姫子の足取りは、JRの有楽町駅へ向かっていた。山手線の内回りと京浜東北線の北行の共用ホームへと上がる階段を昇り始めた。降りる人も乗る人もごった返している。電車の往来も絶え間ない人混みの中で、二人は、姫子を見失わないように気を張った。電車を待つ数分の間に、相馬は、長峰に連絡を入れた。
「すいません。訳あって、増井さんと女を追ってます。これから山手線内回りに乗ります。また、連絡いれます」
電話の途中で電車がホームに入線してきたため、とりあえず言いたいことだけ伝えて電話を切った。姫子から二ドア分離れた同じ車両に二人も乗り込んだ。この時間の山手線は、込み合うことが必至である。自分の立ち位置を確保するだけで精一杯なのである。一八二センチメートルある相馬は、何とか姫子を確認できている状態であった。一五三センチメートルの増井には、三六〇度壁に囲まれているような圧迫感しかなかった。駅に着く度に人の乗り降りが行われる為、姫子を見失わないようにするのも一苦労であった。

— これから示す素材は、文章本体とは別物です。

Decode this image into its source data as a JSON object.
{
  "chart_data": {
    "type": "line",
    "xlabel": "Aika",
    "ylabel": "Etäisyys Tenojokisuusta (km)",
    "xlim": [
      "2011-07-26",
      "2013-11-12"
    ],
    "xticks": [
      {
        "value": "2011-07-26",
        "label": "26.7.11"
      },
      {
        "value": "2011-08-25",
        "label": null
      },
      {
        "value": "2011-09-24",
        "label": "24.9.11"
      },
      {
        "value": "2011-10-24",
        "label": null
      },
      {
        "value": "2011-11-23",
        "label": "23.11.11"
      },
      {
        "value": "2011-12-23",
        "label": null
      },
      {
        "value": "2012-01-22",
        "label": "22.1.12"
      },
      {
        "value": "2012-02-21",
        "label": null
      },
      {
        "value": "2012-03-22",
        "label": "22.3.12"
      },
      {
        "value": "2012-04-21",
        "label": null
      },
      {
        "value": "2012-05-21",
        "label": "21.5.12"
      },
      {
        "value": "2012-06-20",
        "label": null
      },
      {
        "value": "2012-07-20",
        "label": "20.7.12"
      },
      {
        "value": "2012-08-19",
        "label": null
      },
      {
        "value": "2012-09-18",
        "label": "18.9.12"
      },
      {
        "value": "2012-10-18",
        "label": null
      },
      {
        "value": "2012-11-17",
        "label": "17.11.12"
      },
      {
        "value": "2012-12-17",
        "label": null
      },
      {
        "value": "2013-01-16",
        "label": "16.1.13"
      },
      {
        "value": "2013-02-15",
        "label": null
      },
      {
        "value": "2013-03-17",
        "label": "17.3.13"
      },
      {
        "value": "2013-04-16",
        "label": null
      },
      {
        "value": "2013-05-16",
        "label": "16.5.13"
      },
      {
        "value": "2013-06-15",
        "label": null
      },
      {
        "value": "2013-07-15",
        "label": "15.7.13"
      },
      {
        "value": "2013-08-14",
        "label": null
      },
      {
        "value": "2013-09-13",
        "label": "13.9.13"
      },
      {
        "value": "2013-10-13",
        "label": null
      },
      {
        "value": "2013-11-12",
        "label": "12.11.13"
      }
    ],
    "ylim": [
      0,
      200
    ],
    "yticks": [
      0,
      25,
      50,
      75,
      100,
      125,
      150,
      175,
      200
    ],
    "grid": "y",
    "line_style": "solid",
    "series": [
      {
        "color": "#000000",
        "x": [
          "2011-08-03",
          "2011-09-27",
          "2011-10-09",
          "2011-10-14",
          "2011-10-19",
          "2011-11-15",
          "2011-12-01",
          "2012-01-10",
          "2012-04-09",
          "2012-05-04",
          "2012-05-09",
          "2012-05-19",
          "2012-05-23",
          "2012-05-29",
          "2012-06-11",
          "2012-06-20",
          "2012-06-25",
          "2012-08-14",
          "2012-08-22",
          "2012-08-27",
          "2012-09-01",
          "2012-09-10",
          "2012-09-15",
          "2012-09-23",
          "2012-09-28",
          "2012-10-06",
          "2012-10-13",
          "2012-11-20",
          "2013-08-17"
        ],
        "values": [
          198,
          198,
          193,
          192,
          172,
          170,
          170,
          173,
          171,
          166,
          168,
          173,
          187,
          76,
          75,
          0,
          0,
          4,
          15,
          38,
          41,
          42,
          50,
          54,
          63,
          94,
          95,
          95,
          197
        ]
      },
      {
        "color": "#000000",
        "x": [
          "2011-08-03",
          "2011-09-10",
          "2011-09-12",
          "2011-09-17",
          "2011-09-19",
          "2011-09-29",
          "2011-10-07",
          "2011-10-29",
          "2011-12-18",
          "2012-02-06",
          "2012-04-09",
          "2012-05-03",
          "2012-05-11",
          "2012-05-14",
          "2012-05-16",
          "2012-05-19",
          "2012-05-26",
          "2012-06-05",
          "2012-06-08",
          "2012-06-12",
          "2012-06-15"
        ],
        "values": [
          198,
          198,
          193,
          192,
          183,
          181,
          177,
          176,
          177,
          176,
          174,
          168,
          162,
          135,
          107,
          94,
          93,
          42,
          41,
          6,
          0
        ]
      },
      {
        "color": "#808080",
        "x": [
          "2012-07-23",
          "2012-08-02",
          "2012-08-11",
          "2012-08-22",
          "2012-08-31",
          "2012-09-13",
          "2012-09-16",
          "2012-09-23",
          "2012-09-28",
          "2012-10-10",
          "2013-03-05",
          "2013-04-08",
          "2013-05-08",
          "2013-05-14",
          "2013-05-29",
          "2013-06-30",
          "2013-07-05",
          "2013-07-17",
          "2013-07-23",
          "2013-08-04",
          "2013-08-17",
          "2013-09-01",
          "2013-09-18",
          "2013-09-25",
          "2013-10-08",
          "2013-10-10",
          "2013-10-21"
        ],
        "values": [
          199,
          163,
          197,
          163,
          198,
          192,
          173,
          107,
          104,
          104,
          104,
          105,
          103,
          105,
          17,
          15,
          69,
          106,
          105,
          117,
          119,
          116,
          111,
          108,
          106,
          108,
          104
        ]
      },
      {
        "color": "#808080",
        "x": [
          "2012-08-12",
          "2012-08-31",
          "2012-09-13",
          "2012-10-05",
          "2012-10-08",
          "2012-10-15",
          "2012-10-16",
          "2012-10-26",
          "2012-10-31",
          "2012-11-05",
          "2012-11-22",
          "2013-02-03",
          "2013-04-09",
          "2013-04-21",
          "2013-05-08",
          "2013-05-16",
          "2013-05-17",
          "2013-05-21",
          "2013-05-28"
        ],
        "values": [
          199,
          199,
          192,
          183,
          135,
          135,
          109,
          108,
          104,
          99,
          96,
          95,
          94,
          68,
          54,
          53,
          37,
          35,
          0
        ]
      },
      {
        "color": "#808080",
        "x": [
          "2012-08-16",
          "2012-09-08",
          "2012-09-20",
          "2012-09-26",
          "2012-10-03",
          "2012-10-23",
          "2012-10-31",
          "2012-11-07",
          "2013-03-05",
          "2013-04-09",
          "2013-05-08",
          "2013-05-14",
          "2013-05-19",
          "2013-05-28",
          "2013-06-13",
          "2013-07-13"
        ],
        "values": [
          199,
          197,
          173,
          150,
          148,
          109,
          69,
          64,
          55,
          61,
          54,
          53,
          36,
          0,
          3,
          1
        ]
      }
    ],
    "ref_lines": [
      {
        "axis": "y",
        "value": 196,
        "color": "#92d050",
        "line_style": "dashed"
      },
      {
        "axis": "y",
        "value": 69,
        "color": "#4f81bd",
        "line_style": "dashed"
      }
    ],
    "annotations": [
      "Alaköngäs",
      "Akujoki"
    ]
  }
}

東京、神田、秋葉原、御徒町、上野と続き、鶯谷で姫子が降りる気配を見せた。相馬は、増井の腕を掴むと、降車する人の流れに引きずり込んだ。しかし、降りる人の流れと乗る人の流れの乱れに巻き込まれ、ホームに降りた時には、姫子を見失ってしまった。
「たぶん、北口よ」
増井が言った。相馬は、増井の手を握ったまま、北口へと向かう。地下通路へと降りる階段の途中で、姫子らしき後頭部を見つけた。地下通路を行き当たると、登り階段があり、それを登ると改札口に出る。改札を出ると、人の流れは方々に散るため、少し開放された気分になる。
「あれじゃない?」
増井が小声で呟いた。改札の目の前にあるコンビニエンスストアに見慣れたシルエットがあった。二人は、サッと暗がりに身を潜めて様子を伺った。

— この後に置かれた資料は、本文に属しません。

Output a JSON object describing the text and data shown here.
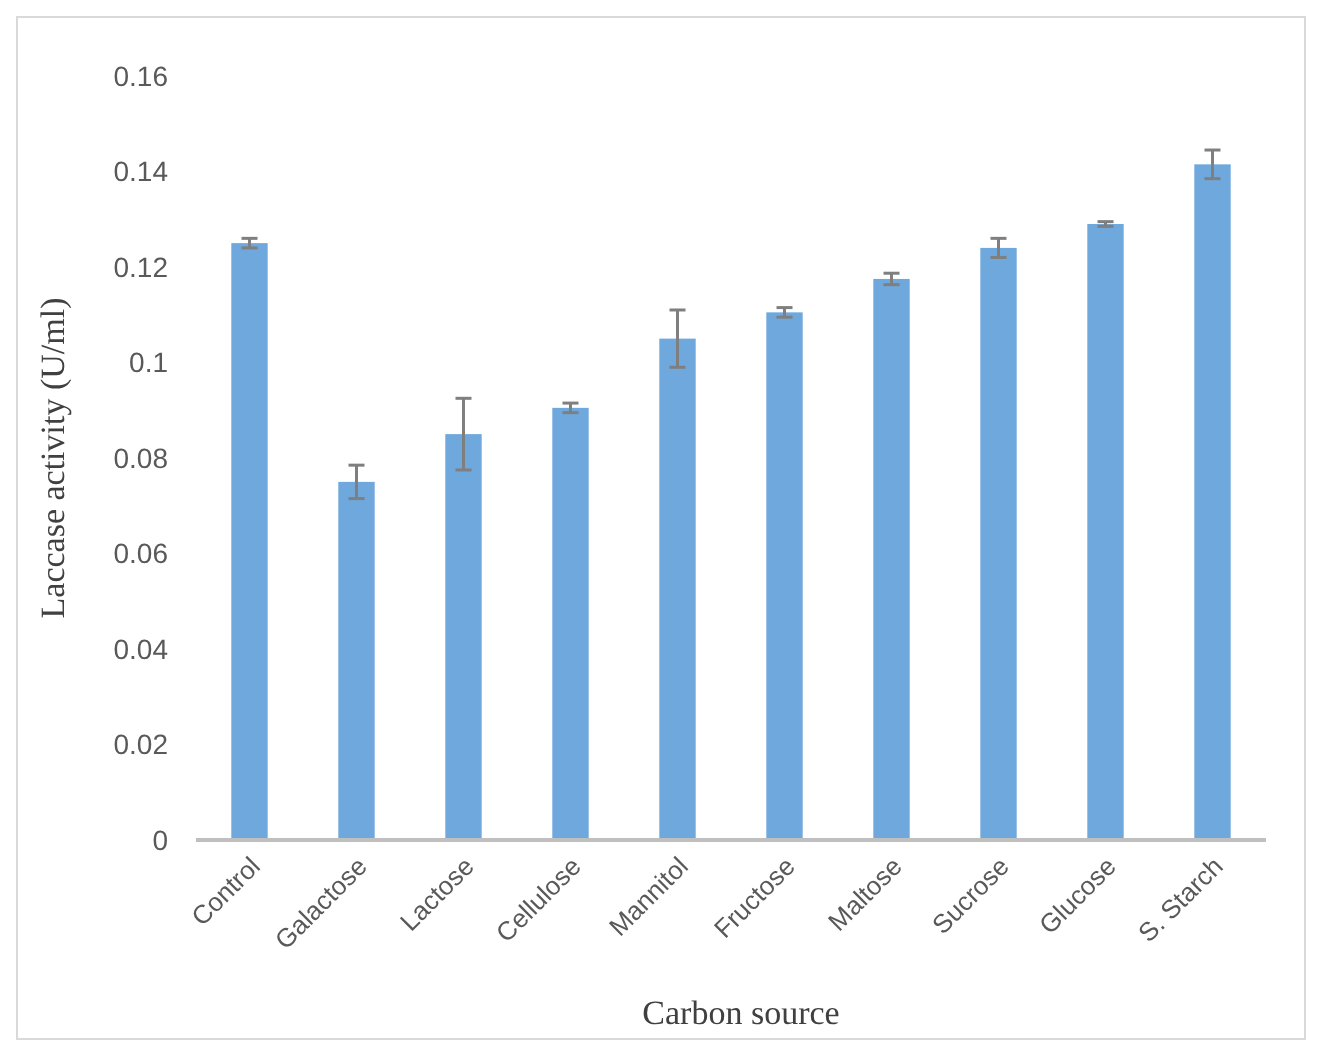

そのシルエットは、一人の男性と楽しそうに喋っていた。しかし、その男性は、秀尊ではなかった。細身の体に黒と白のストライプシャツとピタリとした革のパンツを纏わせていた。暗がりの中であまりよく見えないが、アクセサリーもそこかしこにつけている。俗にいうホスト系の男であった。数分の談笑を重ねると、男が姫子の肩に手をやり、ホテル街の方へ歩き始めた。増井は、自然と相馬の手を取ると、引っ張るようにその後を追い始めた。ホスト系の男と姫子は、予想を裏切ることなくホテルに消えて行った。そのまま、張り込んでいても調査対象ではないので、長峰の携帯電話に連絡を入れた。ワンコール、ツーコール、スリーコールと呼び出すが、一向にでる気配がなかった。一度、切ってもう一度掛けるが、やはり出ない。相馬のスマートフォンからも掛けてみるが、やはり出ない。
二人は、胸騒ぎがした。
「営業所に掛けてみる」
増井は、そう言うと多摩営業所に連絡を取った。
「あ、もしもし。増井ですけど。長峰さん…。え?あ、はい。わかりました。はい。はい。わかりました。失礼します」
相馬は、言葉にせず表情で増井に問い合わせた。
「相馬。飲みに行くぞ」
増井はまた、新しい顔を見せた。